Fate Therapeutics, Inc.,a biopharmaceutical company, presented preclinical anti-tumor data on ProTmune, its lead product to prevent acute graft-versus-host-disease (GvHD) and cytomegalovirus (CMV) infection in patients undergoing mobilized peripheral blood (mPB) hematopoietic cell transplantation (HCT). The results were presented during the recent BMT Tandem Meetings in Honolulu, Hawaii.
Last month, the U.S. Food and Drug Administration cleared a New Drug Application for ProTmune, and the company plans to begin enrolling patients for a randomized, controlled, multicenter, Phase 1/2 trial in adults with hematologic malignancies in mid-2016. The trial will evaluate ProTmune’s safety and tolerability, while assessing its potential to prevent acute GvHD and CMV infection.
“Acute GvHD is a leading cause of morbidity and mortality in immunocompromised patients undergoing allogeneic HCT. Therapeutic strategies aimed at addressing GvHD, including the use of systemic agents that suppress or deplete the immune system, can compromise or eliminate T cells, often leading to severe infections and disease relapse,” Scott Wolchko, president and chief executive officer of Fate Therapeutics, said in a press release. “These encouraging new preclinical data, which demonstrate that the cancer-fighting properties of ex vivo programmed donor T cells are maintained following adoptive transfer, continue to underscore the multi-dimensional therapeutic value proposition that we aim to deliver to HCT patients with ProTmune.”
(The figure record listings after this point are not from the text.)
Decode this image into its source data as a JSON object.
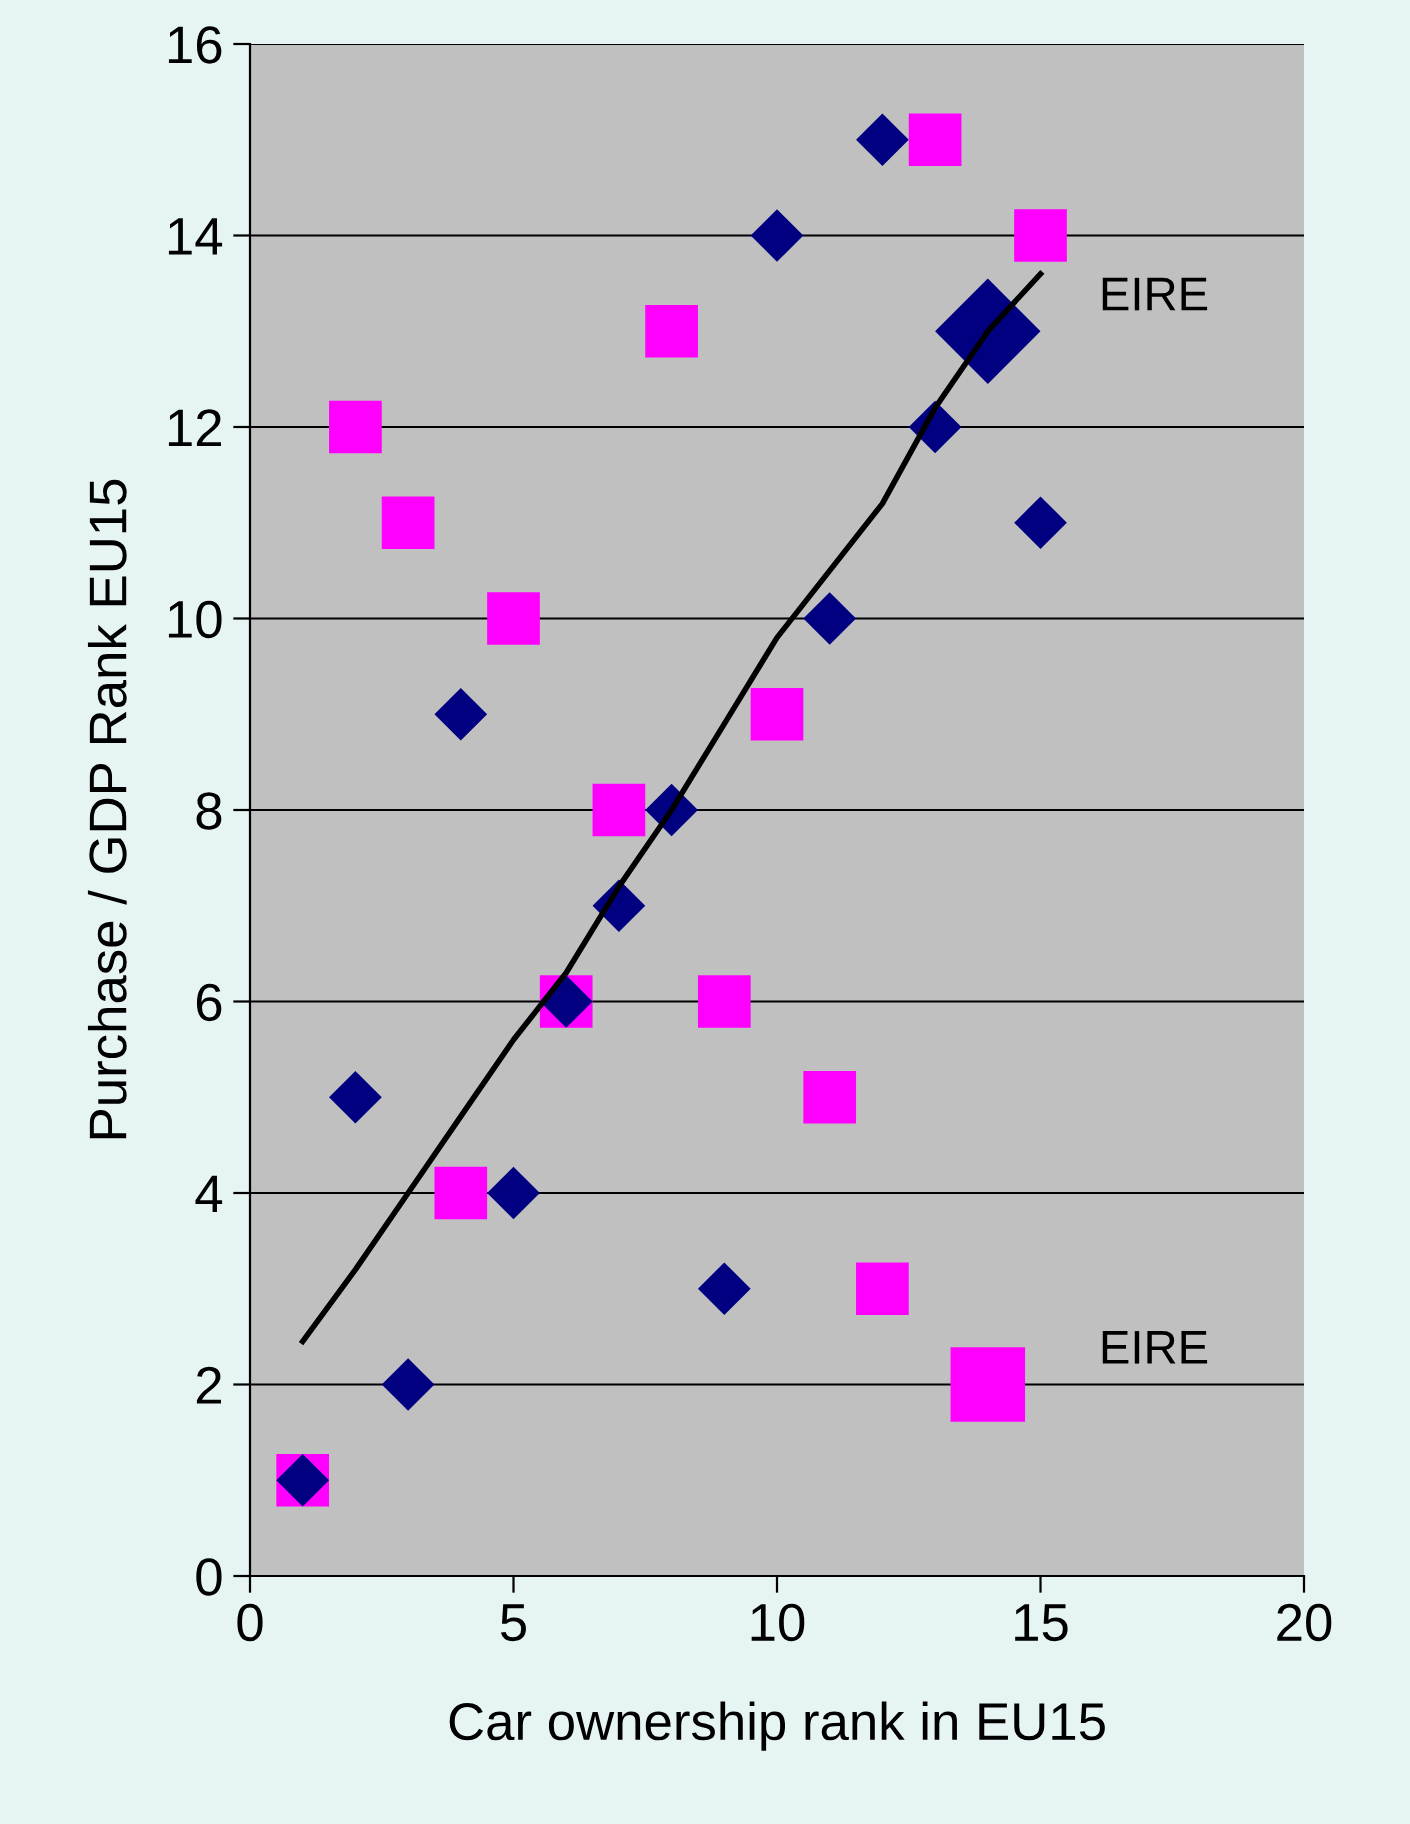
{
  "chart_data": {
    "type": "scatter",
    "xlabel": "Car ownership rank in EU15",
    "ylabel": "Purchase / GDP Rank EU15",
    "xlim": [
      0,
      20
    ],
    "xticks": [
      0,
      5,
      10,
      15,
      20
    ],
    "ylim": [
      0,
      16
    ],
    "yticks": [
      0,
      2,
      4,
      6,
      8,
      10,
      12,
      14,
      16
    ],
    "grid": "y",
    "legend": false,
    "series": [
      {
        "marker": "diamond",
        "color": "#000080",
        "x": [
          1,
          2,
          3,
          4,
          5,
          6,
          7,
          8,
          9,
          10,
          11,
          12,
          13,
          14,
          15
        ],
        "values": [
          1,
          5,
          2,
          9,
          4,
          6,
          7,
          8,
          3,
          14,
          10,
          15,
          12,
          null,
          11
        ]
      },
      {
        "marker": "diamond",
        "color": "#000080",
        "x": [
          14
        ],
        "values": [
          13
        ]
      },
      {
        "marker": "square",
        "color": "#ff00ff",
        "x": [
          1,
          2,
          3,
          4,
          5,
          6,
          7,
          8,
          9,
          10,
          11,
          12,
          13,
          14,
          15
        ],
        "values": [
          1,
          12,
          11,
          4,
          10,
          6,
          8,
          13,
          6,
          9,
          5,
          3,
          15,
          null,
          14
        ]
      },
      {
        "marker": "square",
        "color": "#ff00ff",
        "x": [
          14
        ],
        "values": [
          2
        ]
      },
      {
        "type": "line",
        "color": "#000000",
        "x": [
          1,
          2,
          3,
          4,
          5,
          6,
          7,
          8,
          9,
          10,
          11,
          12,
          13,
          14,
          15
        ],
        "values": [
          2.45,
          3.2,
          4.0,
          4.8,
          5.6,
          6.3,
          7.2,
          8.0,
          8.9,
          9.8,
          10.5,
          11.2,
          12.2,
          13.0,
          13.6
        ]
      }
    ],
    "annotations": [
      {
        "text": "EIRE",
        "x": 14,
        "y": 13
      },
      {
        "text": "EIRE",
        "x": 14,
        "y": 2
      }
    ]
  }
}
ProTmune is a programmed cellular immunotherapy consisting of donor-sourced mobilized peripheral blood cells that have been functionally modulated using two small molecules (FT1050 and FT4145), enhancing the therapeutic properties of the donor cells ex vivo. The cells are then injected into patients in a single administration. The company intends to test the immunotherapy as an allogeneic hematopoietic cell source for HCT6.
Fate Therapeutics has evaluated the impact of FT1050-FT4145 modulation on the anti-tumor effector properties of donor T cells in a leukemia murine model. The data presented reveals that ex vivo programmed donor T cells have GvL activity, vital to eradicating residual cancer and recognizing the therapeutic potential of allogeneic HCT.
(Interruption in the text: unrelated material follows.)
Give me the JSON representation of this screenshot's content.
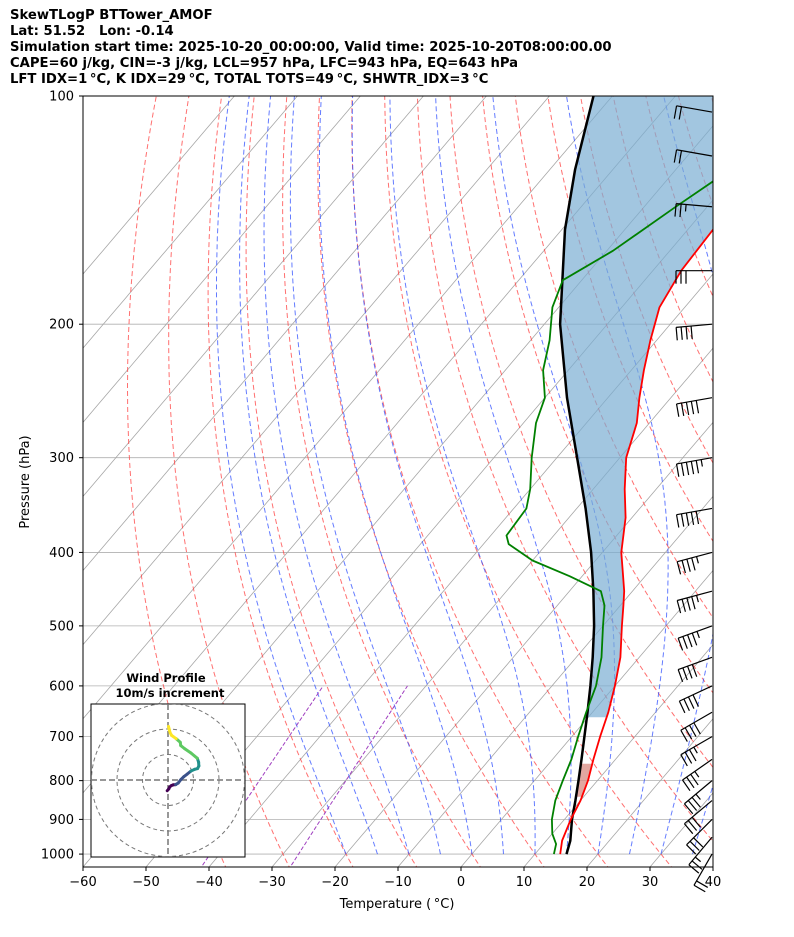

At the 2015 Annual Meeting of the American Society of Hematology, held in December 2015, Fate Therapeutics presented clinical data showing that the adoptive transfer of FT1050-FT4145 programmed mPB cells led to a decrease in GvHD scores and to a significant survival improvement in a murine model of allogeneic HCT, when compared to vehicle-treated cells.
The 2016 BMT Tandem Meetings, the combined annual meetings of the Center for International Blood and Marrow Transplant Research (CIBMTR) and the American Society of Blood and Marrow Transplantation (ASBMT), ran from Feb. 18 to Feb. 22.